A number of examples have been described above. Nevertheless, it will be understood that various modifications may be made. For example, suitable results may be achieved if the described techniques are performed in a different order and/or if components in a described system, architecture, device, or circuit are combined in a different manner and/or replaced or supplemented by other components or their equivalents.
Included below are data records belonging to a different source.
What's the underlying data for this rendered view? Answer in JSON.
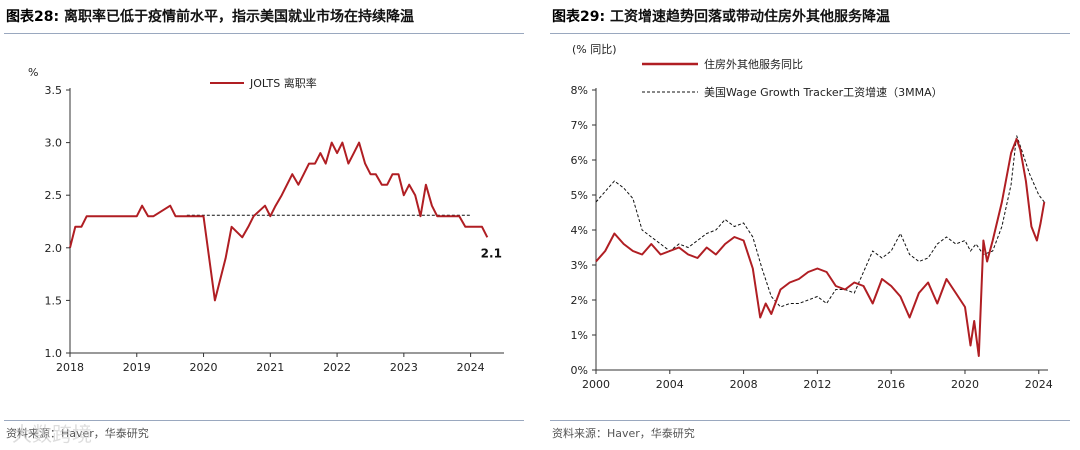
{
  "left": {
    "title_num": "图表28:",
    "title_text": "离职率已低于疫情前水平，指示美国就业市场在持续降温",
    "source": "资料来源：Haver，华泰研究"
  },
  "right": {
    "title_num": "图表29:",
    "title_text": "工资增速趋势回落或带动住房外其他服务降温",
    "source": "资料来源：Haver，华泰研究"
  },
  "watermark": "大数跨境",
  "colors": {
    "red": "#b01e23",
    "black": "#111111",
    "axis": "#333333"
  },
  "chart_data": [
    {
      "type": "line",
      "unit_label": "%",
      "ylim": [
        1.0,
        3.5
      ],
      "yticks": [
        "1.0",
        "1.5",
        "2.0",
        "2.5",
        "3.0",
        "3.5"
      ],
      "xlim": [
        2018,
        2024.5
      ],
      "xticks": [
        "2018",
        "2019",
        "2020",
        "2021",
        "2022",
        "2023",
        "2024"
      ],
      "reference_line": {
        "y": 2.31,
        "x_from": 2019.75,
        "x_to": 2024
      },
      "end_label": "2.1",
      "legend": {
        "position": "top-center"
      },
      "series": [
        {
          "name": "JOLTS 离职率",
          "style": "solid",
          "x": [
            2018.0,
            2018.08,
            2018.17,
            2018.25,
            2018.33,
            2018.5,
            2018.75,
            2018.9,
            2019.0,
            2019.08,
            2019.17,
            2019.25,
            2019.5,
            2019.58,
            2019.67,
            2019.83,
            2020.0,
            2020.17,
            2020.33,
            2020.42,
            2020.58,
            2020.67,
            2020.75,
            2020.92,
            2021.0,
            2021.08,
            2021.17,
            2021.33,
            2021.42,
            2021.5,
            2021.58,
            2021.67,
            2021.75,
            2021.83,
            2021.92,
            2022.0,
            2022.08,
            2022.17,
            2022.25,
            2022.33,
            2022.42,
            2022.5,
            2022.58,
            2022.67,
            2022.75,
            2022.83,
            2022.92,
            2023.0,
            2023.08,
            2023.17,
            2023.25,
            2023.33,
            2023.42,
            2023.5,
            2023.58,
            2023.67,
            2023.75,
            2023.83,
            2023.92,
            2024.0,
            2024.08,
            2024.17,
            2024.25
          ],
          "y": [
            2.0,
            2.2,
            2.2,
            2.3,
            2.3,
            2.3,
            2.3,
            2.3,
            2.3,
            2.4,
            2.3,
            2.3,
            2.4,
            2.3,
            2.3,
            2.3,
            2.3,
            1.5,
            1.9,
            2.2,
            2.1,
            2.2,
            2.3,
            2.4,
            2.3,
            2.4,
            2.5,
            2.7,
            2.6,
            2.7,
            2.8,
            2.8,
            2.9,
            2.8,
            3.0,
            2.9,
            3.0,
            2.8,
            2.9,
            3.0,
            2.8,
            2.7,
            2.7,
            2.6,
            2.6,
            2.7,
            2.7,
            2.5,
            2.6,
            2.5,
            2.3,
            2.6,
            2.4,
            2.3,
            2.3,
            2.3,
            2.3,
            2.3,
            2.2,
            2.2,
            2.2,
            2.2,
            2.1
          ]
        }
      ]
    },
    {
      "type": "line",
      "unit_label": "(% 同比)",
      "ylim": [
        0,
        8
      ],
      "yticks": [
        "0%",
        "1%",
        "2%",
        "3%",
        "4%",
        "5%",
        "6%",
        "7%",
        "8%"
      ],
      "xlim": [
        2000,
        2024.5
      ],
      "xticks": [
        "2000",
        "2004",
        "2008",
        "2012",
        "2016",
        "2020",
        "2024"
      ],
      "legend": {
        "position": "top-left"
      },
      "series": [
        {
          "name": "住房外其他服务同比",
          "style": "solid",
          "x": [
            2000.0,
            2000.5,
            2001.0,
            2001.5,
            2002.0,
            2002.5,
            2003.0,
            2003.5,
            2004.0,
            2004.5,
            2005.0,
            2005.5,
            2006.0,
            2006.5,
            2007.0,
            2007.5,
            2008.0,
            2008.5,
            2008.9,
            2009.2,
            2009.5,
            2010.0,
            2010.5,
            2011.0,
            2011.5,
            2012.0,
            2012.5,
            2013.0,
            2013.5,
            2014.0,
            2014.5,
            2015.0,
            2015.5,
            2016.0,
            2016.5,
            2017.0,
            2017.5,
            2018.0,
            2018.5,
            2019.0,
            2019.5,
            2020.0,
            2020.3,
            2020.5,
            2020.75,
            2021.0,
            2021.2,
            2021.5,
            2022.0,
            2022.5,
            2022.8,
            2023.0,
            2023.3,
            2023.6,
            2023.9,
            2024.1,
            2024.3
          ],
          "y": [
            3.1,
            3.4,
            3.9,
            3.6,
            3.4,
            3.3,
            3.6,
            3.3,
            3.4,
            3.5,
            3.3,
            3.2,
            3.5,
            3.3,
            3.6,
            3.8,
            3.7,
            2.9,
            1.5,
            1.9,
            1.6,
            2.3,
            2.5,
            2.6,
            2.8,
            2.9,
            2.8,
            2.4,
            2.3,
            2.5,
            2.4,
            1.9,
            2.6,
            2.4,
            2.1,
            1.5,
            2.2,
            2.5,
            1.9,
            2.6,
            2.2,
            1.8,
            0.7,
            1.4,
            0.4,
            3.7,
            3.1,
            3.7,
            4.8,
            6.2,
            6.6,
            6.3,
            5.4,
            4.1,
            3.7,
            4.2,
            4.8
          ]
        },
        {
          "name": "美国Wage Growth Tracker工资增速（3MMA）",
          "style": "dashed",
          "x": [
            2000.0,
            2000.5,
            2001.0,
            2001.5,
            2002.0,
            2002.5,
            2003.0,
            2003.5,
            2004.0,
            2004.5,
            2005.0,
            2005.5,
            2006.0,
            2006.5,
            2007.0,
            2007.5,
            2008.0,
            2008.5,
            2009.0,
            2009.5,
            2010.0,
            2010.5,
            2011.0,
            2011.5,
            2012.0,
            2012.5,
            2013.0,
            2013.5,
            2014.0,
            2014.5,
            2015.0,
            2015.5,
            2016.0,
            2016.5,
            2017.0,
            2017.5,
            2018.0,
            2018.5,
            2019.0,
            2019.5,
            2020.0,
            2020.3,
            2020.6,
            2021.0,
            2021.5,
            2022.0,
            2022.5,
            2022.8,
            2023.0,
            2023.5,
            2024.0,
            2024.3
          ],
          "y": [
            4.8,
            5.1,
            5.4,
            5.2,
            4.9,
            4.0,
            3.8,
            3.6,
            3.4,
            3.6,
            3.5,
            3.7,
            3.9,
            4.0,
            4.3,
            4.1,
            4.2,
            3.8,
            2.9,
            2.1,
            1.8,
            1.9,
            1.9,
            2.0,
            2.1,
            1.9,
            2.3,
            2.3,
            2.2,
            2.8,
            3.4,
            3.2,
            3.4,
            3.9,
            3.3,
            3.1,
            3.2,
            3.6,
            3.8,
            3.6,
            3.7,
            3.4,
            3.6,
            3.3,
            3.4,
            4.1,
            5.3,
            6.7,
            6.4,
            5.6,
            5.0,
            4.8
          ]
        }
      ]
    }
  ]
}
Accordingly, other implementations are within the scope of the following claims.

Claims

1. An actuator, comprising:

a rotary driver having a rotary shaft;

a driving member coupled to the rotary shaft of the rotary driver and having a driving surface;

a driven member, supported by the driving surface of the driving member, configured to linearly move along the rotary shaft by a rotation of the driving member without rotating around the rotary shaft.
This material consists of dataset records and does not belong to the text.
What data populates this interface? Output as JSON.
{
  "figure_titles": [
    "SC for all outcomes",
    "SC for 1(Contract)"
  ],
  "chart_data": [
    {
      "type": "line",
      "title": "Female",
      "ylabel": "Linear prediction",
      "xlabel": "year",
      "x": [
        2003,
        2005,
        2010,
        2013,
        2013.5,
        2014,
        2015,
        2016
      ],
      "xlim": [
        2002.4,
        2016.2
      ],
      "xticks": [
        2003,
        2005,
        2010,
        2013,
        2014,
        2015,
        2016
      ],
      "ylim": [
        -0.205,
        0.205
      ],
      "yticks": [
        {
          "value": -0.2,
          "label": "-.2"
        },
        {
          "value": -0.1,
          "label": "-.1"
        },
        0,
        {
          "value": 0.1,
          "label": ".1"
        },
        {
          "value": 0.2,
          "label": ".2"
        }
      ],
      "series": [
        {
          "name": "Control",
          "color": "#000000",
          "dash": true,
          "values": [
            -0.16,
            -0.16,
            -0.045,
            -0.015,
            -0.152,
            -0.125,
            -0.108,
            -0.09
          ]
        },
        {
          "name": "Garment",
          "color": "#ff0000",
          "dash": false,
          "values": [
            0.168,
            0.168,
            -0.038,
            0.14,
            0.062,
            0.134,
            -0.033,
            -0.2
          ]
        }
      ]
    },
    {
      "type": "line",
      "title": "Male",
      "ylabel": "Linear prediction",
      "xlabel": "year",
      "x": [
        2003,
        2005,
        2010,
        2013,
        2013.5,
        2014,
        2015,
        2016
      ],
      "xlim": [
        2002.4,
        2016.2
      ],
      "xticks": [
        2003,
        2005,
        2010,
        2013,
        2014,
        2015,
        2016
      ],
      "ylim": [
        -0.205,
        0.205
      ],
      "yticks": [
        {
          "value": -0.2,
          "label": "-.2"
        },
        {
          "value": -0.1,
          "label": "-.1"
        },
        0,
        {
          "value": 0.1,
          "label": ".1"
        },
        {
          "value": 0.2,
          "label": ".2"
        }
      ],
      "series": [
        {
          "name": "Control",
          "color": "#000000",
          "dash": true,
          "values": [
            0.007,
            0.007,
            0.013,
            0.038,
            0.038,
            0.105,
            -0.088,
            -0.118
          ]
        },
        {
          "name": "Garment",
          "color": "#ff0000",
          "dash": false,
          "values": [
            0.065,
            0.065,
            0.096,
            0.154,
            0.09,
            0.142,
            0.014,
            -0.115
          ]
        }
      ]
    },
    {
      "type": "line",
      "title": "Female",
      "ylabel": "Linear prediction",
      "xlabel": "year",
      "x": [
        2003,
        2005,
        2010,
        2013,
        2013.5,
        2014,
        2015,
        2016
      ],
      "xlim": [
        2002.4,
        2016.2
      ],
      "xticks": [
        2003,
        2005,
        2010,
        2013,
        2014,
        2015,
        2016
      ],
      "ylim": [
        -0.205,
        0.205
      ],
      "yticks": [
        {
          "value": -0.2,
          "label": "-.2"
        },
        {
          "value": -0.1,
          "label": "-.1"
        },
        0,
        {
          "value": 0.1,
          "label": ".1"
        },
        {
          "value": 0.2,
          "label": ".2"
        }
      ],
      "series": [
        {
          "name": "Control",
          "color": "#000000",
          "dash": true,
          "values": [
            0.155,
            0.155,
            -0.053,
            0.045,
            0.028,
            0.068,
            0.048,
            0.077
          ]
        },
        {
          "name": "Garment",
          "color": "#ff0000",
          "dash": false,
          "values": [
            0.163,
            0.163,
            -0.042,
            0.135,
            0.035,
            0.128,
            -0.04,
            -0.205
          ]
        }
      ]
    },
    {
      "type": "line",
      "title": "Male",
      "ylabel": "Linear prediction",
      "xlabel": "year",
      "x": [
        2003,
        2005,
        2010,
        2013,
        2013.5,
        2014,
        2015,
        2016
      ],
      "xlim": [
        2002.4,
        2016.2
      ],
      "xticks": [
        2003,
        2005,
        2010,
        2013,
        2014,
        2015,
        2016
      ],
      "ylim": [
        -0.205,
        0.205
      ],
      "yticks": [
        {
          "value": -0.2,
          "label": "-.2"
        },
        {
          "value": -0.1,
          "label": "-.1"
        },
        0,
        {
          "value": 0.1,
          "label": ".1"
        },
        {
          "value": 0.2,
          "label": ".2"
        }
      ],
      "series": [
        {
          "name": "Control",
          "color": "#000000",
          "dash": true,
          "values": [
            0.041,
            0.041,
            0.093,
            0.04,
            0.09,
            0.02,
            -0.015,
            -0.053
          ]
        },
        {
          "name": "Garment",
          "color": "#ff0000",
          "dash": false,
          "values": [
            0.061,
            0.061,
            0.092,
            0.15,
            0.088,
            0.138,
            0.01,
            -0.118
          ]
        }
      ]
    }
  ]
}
2. The actuator of claim 1, wherein the driving surface comprises a first supporting surface, a first sloped surface, a second support surface, and a second sloped surface continuously in sequence along a circumferential direction around the rotary shaft, and

wherein the first supporting surface and the second supporting surface has a gap in height in a longitudinal direction of the rotary shaft.

3. The actuator of claim 1, wherein the driven member comprises a driven surface which is in surface contact with the driving surface so as to linearly move through a rotation of the driving member.

4. The actuator of claim 1, wherein the driven member comprises a driven surface which matches in shape to the driving surface.

5. The actuator of claim 1, further comprising:

a first rotation restrictor which is connected to at least one of the rotary shaft and the driving member, and at least one second rotation restrictor which allows the first rotation restrictor to rotate within a predetermined angle of degrees.

6. The actuator of claim 1, wherein the driving surface comprises at least one second supporting surface which supports the driven member at a location corresponding to a farthest point where the driven member is displaced farthest from the rotary shaft, and at least one sloped surface, connected to the at least one second supporting surface, which supports the driven member at a location corresponding to a nearest point where the driven member is displaced nearest from the rotary shaft.

7. The actuator of claim 1, further comprising a guide which guides the driven member to move linearly while preventing the driven member from rotating around the rotary shaft.

8. The actuator of claim 7, wherein one of the guide and the driven member is equipped with at least one guide groove formed along the linear movement of the driven member, and

wherein the other of the guide and the driven member is equipped with a protrusion which corresponds to the guide groove so that the protrusion moves linearly along the guide groove.

9. The actuator of claim 7, further comprising:

an adhesion mechanism which keeps the driven surface of the driven member adhered to the driving surface.

10. The actuator of claim 9, wherein the adhesion mechanism keeps the driven surface of the driven member adhered to the driving surface through a magnetic force or an elastic force.

11. The actuator of claim 9, wherein the adhesion mechanism comprises a magnet installed in at least one of the driven member and the driving member.

12. The actuator of claim 9, wherein the adhesion mechanism comprises an elastic member which applies an elastic force to the driven member against the driving member.